26 de maio de 2003
Cenas de rua

"Lenço de cinco pontas", era assim que meu pai chamava. O sujeito vem pela rua e de repente estanca. Olha ao redor, para certificar-se da posição dos passantes e, ato contínuo, aperta um das narinas com o polegar, abre os outros dedos em leque, inclina ligeiramente a cabeça, toma fôlego e espira fortemente com a narina livre. Depois, sacode a mão e retoma sua caminhada, mais leve e desobstruído.

A ação classifica-se sob a singela rubrica "assoar o nariz", que compreende diversas modalidades e variações. Esta eu pensava banida do repertório nasal. Mas, como se vê, ainda mantém adeptos, fervorosos amantes da tradição.

Se estivesse na China, aterrorizada pelo espectro da superpneumonia, o cidadão, se escapasse do linchamento, seria preso e enviado para um reformatório.

Soube por Heródoto que o ato de cuspir em público era proibido entre os persas, o que aparentemente muito espantava aos gregos. Cuspe à distância nunca chegou a ser uma modalidade olímpica, mas os gregos eram mais liberais do que os persas quanto a certos usos e costumes. Talvez não se chocassem com o "lenço de cinco pontas". "Sou um grego!", poderia bradar o involuntário personagem desta crônica.

Mas há outros. Logo adiante, cruzo com oito meninas de cabelos muito curtos, vestidas em longos camisolões marrons de pano grosso e sandálias. São carmelitas, do convento localizado em uma ladeira rente aos Arcos, que sobe da Lapa para Santa Teresa. Elas desceram de seu claustro para cuidar dos mendigos que fazem ponto no bairro. Sua generosidade constrasta com a exuberante indiferença do atleta nasal. Este, vive para si e seu nariz. Elas abriram mão de tudo, num incompreensível voto de pobreza.

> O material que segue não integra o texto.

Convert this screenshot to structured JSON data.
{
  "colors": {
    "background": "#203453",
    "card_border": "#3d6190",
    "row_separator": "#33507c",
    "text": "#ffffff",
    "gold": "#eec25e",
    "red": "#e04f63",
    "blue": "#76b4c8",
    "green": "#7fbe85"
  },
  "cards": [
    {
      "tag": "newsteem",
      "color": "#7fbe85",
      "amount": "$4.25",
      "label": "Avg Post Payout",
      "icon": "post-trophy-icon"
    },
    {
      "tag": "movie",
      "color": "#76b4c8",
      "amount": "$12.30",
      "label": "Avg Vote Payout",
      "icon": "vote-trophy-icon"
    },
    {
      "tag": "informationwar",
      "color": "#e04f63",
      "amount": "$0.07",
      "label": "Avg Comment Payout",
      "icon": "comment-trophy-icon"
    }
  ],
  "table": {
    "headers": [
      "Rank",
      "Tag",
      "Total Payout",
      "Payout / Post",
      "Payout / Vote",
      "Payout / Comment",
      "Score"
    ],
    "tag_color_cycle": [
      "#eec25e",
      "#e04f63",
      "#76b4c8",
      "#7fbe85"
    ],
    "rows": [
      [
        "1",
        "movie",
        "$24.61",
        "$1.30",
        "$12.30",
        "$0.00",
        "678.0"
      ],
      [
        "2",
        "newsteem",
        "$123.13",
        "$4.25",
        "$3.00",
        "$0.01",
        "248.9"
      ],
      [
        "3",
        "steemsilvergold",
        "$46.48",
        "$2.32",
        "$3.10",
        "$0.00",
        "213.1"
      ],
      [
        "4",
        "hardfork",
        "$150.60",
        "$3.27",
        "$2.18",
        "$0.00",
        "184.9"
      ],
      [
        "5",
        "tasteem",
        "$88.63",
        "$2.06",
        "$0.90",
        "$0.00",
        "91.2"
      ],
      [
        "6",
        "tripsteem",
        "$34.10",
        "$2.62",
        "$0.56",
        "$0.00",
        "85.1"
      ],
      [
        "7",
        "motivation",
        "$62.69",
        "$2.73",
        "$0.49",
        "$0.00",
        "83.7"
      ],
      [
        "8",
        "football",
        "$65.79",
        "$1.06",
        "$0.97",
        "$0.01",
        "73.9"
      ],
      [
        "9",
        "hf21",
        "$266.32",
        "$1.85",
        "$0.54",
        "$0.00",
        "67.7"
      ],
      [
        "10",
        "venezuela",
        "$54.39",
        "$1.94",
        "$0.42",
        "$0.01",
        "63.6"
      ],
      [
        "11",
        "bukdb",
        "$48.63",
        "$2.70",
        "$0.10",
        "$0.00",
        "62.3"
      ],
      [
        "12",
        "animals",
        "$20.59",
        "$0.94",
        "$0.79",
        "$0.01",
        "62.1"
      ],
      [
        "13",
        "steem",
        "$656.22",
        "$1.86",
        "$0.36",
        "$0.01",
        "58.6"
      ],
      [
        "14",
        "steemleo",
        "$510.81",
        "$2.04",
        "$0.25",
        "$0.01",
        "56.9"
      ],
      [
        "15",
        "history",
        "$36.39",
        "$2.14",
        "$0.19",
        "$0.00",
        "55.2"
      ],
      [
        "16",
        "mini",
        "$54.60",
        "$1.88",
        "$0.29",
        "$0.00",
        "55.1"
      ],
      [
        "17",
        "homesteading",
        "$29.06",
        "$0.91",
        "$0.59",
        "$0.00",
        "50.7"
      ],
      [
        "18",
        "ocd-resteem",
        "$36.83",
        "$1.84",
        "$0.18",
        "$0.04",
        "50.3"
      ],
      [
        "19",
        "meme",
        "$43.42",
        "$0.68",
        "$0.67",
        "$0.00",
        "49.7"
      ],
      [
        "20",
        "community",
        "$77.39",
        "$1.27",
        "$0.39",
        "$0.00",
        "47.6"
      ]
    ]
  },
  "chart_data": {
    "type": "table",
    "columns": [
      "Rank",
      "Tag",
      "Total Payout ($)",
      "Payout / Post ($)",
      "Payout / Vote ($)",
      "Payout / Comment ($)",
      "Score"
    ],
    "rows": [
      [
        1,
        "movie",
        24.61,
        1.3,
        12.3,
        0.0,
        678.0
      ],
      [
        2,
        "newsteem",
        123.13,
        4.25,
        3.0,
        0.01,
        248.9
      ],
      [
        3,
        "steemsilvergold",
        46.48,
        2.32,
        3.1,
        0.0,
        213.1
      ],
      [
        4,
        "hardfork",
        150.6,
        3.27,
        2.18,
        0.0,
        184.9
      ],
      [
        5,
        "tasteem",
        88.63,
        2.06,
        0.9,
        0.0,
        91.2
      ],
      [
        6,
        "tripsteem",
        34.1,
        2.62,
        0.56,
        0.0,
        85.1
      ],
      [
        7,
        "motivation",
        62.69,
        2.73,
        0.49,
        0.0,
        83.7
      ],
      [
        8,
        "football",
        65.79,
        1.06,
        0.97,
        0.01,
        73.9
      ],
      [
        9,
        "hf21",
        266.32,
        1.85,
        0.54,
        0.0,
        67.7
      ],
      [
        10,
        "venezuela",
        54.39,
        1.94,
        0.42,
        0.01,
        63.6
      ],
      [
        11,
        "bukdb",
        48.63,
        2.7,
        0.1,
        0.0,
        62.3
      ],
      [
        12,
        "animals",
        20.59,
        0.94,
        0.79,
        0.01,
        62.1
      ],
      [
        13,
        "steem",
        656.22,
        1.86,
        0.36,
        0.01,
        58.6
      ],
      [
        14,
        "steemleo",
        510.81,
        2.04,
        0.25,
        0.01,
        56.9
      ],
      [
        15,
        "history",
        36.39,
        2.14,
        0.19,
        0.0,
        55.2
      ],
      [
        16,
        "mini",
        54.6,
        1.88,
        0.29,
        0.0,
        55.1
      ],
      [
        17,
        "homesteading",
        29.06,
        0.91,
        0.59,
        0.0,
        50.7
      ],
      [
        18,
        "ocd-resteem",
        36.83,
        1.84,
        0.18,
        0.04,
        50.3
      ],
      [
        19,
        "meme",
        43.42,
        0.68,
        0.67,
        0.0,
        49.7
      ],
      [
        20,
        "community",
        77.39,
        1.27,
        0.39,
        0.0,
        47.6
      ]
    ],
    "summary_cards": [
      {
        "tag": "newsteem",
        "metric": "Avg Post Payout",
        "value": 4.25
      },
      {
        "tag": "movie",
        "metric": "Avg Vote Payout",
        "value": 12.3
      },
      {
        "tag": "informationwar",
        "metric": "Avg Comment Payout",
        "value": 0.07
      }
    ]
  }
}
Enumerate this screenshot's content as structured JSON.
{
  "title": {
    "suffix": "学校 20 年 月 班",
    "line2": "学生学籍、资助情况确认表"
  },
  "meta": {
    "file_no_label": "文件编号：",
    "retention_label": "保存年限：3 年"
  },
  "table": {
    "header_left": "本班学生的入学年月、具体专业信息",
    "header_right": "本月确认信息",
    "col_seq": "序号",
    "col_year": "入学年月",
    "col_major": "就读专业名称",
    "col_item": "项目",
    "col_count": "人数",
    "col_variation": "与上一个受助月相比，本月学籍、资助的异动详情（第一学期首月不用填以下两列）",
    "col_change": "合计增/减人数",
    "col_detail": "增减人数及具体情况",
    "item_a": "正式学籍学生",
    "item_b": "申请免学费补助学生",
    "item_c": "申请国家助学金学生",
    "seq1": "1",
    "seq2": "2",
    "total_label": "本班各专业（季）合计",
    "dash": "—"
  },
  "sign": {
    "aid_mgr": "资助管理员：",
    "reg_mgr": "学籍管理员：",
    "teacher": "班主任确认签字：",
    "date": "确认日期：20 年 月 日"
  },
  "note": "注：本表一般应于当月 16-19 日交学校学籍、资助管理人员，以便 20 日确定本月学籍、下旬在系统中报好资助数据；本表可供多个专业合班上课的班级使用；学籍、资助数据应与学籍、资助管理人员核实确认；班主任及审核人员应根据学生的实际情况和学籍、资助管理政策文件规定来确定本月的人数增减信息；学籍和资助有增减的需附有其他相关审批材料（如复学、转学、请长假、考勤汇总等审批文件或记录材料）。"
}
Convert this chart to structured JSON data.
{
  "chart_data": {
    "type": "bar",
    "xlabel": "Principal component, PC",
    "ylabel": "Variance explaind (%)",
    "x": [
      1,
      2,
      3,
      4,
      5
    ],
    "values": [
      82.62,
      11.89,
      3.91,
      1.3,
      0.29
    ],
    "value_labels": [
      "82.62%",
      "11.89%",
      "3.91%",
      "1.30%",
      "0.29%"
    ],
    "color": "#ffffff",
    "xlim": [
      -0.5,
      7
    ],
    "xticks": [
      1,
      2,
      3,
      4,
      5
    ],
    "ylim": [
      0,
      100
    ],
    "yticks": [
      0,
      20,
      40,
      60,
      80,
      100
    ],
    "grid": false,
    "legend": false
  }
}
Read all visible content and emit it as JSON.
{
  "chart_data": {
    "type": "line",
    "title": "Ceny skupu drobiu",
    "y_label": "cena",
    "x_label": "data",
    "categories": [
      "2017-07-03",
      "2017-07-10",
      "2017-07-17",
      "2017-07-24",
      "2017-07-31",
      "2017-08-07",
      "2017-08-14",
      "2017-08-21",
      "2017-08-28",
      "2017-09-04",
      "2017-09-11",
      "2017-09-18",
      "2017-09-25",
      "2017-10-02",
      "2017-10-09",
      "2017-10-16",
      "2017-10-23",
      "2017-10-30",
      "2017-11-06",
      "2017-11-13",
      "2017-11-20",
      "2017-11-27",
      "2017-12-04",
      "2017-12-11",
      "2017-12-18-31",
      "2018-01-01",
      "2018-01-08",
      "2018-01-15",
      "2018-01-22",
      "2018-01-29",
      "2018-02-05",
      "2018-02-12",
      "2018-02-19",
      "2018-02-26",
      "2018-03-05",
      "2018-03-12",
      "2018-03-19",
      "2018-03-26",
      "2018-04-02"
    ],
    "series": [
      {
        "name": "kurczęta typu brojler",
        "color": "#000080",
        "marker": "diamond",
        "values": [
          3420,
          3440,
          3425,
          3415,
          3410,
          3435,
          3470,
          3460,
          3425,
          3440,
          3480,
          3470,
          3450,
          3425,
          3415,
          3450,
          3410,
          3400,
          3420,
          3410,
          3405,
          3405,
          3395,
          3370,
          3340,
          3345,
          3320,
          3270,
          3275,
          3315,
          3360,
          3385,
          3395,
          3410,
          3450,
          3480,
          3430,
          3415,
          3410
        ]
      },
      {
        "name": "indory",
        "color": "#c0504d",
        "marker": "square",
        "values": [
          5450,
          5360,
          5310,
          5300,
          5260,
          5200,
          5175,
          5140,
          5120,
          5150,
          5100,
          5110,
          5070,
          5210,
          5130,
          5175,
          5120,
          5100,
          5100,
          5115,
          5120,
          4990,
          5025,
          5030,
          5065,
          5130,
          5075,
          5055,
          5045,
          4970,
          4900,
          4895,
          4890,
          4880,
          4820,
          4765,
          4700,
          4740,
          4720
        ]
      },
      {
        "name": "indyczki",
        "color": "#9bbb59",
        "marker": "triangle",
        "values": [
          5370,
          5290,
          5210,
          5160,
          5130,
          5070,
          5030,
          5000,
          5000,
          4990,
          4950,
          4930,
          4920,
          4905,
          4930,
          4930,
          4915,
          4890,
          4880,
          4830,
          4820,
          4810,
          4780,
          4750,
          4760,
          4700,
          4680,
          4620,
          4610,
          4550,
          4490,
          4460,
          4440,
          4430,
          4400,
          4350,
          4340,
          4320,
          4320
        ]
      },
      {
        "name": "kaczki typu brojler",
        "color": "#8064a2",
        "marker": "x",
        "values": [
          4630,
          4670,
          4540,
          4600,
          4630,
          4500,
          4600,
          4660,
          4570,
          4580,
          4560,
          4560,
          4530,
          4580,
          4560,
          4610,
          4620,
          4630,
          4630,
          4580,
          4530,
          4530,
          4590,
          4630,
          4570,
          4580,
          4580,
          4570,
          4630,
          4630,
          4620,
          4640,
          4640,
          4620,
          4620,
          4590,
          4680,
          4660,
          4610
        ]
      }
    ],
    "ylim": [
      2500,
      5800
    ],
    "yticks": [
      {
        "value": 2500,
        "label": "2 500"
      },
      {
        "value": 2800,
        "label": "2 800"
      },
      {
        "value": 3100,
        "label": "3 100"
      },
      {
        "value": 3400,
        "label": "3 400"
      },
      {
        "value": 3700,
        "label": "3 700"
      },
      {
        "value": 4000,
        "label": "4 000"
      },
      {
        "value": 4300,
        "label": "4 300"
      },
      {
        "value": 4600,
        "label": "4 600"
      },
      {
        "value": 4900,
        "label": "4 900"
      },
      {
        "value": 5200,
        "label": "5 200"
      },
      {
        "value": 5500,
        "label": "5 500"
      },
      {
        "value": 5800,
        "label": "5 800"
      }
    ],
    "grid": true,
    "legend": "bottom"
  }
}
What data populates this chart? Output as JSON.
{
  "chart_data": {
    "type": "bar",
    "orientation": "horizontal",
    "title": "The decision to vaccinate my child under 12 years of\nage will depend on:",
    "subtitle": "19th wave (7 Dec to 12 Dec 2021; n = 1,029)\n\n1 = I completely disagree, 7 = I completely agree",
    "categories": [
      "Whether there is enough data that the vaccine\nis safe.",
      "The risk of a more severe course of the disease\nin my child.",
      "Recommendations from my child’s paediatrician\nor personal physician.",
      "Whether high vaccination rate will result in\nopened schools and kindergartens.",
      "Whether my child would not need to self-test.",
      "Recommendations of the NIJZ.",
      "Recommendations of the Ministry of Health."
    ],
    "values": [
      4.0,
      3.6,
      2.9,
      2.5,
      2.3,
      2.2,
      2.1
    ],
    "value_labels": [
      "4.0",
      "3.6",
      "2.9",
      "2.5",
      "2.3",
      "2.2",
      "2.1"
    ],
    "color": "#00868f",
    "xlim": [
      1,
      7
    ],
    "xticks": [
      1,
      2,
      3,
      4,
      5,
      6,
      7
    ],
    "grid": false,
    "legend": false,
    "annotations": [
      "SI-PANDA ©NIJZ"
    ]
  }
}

A cena é insólita: o mendigo silencioso e imóvel, emperdiga-se no banco em frente à Sala Cecília Meirelles enquanto duas ou três carmelitas sorridentes o cercam, cortando-lhe os cabelos, aparando-lhe as unhas. O mendigo está tomado de um senso de nobreza que só os mendigos, os loucos e os verdadeiramente nobres são capazes. Não se sente alvo de caridade, mas de reconhecimento e usufrui dele com elegância incomum.

As carmelitas estão felizes, imunes ao mau cheiro, aos piolhos, ao medo. Certamente, jamais lerão esta crônica, alheias ao mundo no que ele tem de menor.